John Hardin wrote:
On Mon, 8 Mar 2010, Ned Slider wrote:
John Hardin wrote:
On Mon, 8 Mar 2010, Ned Slider wrote:
> > So I've refined the rule to specifically exclude hitting on the
> sequence ../. which stops the rule triggering on multiple relative
> paths.
> > uri LOCAL_URI_HIDDEN_DIR /(?!.{6}\.\.\/\..).{8}\/\../
How about:
uri LOCAL_URI_HIDDEN_DIR m;.{8}/\..(?!/);
Yes, that works too on my examples and is probably a more elegant
solution than mine :-)
Having done a little more testing, I can confirm this variant is more
accurate than my revision above.
It took a little more work to generate a clean rule and it's somewhat
more complex than the above.
uri URI_HIDDEN_2 m;.{8}(?:[/\\]|%(?i:5c|2f))(?!\.\.?[/%\\])\..;
Winders generates (and accepts) URIs with backslashes as directory
separators (in violation of the URI RFC? I'll have to look) and URIs can
have encoded directory separators (e.g. %2F).
and your latest revision (above) performs as expected on my small
collection of hidden_dir ham/spam, hitting on all the spam and missing
the potential FPs (containing relative paths etc). I'm currently running
both rules for further comparative testing.

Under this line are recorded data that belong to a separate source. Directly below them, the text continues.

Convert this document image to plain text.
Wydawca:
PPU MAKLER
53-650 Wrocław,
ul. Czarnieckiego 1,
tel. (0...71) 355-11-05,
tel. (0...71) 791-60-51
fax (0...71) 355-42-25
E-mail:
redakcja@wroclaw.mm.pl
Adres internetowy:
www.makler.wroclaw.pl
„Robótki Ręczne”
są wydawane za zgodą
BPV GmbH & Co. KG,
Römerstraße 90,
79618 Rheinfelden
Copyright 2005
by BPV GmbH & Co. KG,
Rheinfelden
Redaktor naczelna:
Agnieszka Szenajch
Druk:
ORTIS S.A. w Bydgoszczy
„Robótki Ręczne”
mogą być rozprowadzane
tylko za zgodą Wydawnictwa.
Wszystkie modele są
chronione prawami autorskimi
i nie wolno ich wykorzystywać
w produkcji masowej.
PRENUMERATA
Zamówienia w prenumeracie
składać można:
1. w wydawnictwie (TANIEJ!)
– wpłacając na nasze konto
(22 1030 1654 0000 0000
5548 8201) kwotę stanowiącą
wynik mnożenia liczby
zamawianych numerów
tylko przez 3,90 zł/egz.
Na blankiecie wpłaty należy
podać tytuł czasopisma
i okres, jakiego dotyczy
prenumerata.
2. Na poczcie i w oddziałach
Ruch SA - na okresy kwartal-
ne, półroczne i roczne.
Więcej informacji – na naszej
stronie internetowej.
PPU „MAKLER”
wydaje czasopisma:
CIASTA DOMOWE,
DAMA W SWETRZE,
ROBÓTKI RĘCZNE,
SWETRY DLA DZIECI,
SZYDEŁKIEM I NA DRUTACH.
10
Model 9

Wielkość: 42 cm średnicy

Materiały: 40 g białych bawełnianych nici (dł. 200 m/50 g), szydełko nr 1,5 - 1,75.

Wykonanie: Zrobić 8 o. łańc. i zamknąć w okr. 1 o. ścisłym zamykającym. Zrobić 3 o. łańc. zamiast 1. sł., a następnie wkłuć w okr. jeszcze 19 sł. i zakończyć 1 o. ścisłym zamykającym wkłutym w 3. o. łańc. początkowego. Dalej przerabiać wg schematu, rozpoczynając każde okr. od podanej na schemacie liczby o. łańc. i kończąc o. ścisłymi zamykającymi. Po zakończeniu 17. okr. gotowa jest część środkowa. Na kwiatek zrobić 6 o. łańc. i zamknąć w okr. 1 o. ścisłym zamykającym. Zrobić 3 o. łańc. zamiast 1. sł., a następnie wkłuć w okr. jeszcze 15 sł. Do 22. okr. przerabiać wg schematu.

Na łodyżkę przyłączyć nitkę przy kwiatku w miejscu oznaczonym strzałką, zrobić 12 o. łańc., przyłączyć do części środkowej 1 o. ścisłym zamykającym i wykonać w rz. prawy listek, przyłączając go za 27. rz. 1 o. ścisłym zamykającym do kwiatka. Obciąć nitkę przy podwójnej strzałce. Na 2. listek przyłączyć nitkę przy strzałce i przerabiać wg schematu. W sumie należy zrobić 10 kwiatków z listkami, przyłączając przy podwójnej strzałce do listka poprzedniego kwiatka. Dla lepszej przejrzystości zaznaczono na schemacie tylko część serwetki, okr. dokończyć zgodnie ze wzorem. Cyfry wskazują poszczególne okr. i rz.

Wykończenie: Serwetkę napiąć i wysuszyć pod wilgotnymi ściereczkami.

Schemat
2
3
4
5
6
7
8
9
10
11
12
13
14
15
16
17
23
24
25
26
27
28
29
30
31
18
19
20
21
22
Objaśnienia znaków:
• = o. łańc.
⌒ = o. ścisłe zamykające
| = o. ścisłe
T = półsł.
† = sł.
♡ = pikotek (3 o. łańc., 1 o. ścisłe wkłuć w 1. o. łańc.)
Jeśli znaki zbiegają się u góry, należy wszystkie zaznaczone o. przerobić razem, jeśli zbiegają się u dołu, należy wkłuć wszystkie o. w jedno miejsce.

A comparison between the older version that hits on /../ and the version
that does not shows the somewhat counterintuituve result that hitting on
/../ gives marginally better results (at least, as far as ruleqa is
concerned). Sure, it's not _really_ a hidden directory, but it has false
hits on spam to a greater degree than it does on ham, so the S/O ratio
is better and the overall hits are higher...
http://ruleqa.spamassassin.org/?rule=%2FURI_HIDDEN
Interesting and indeed not what one might expect.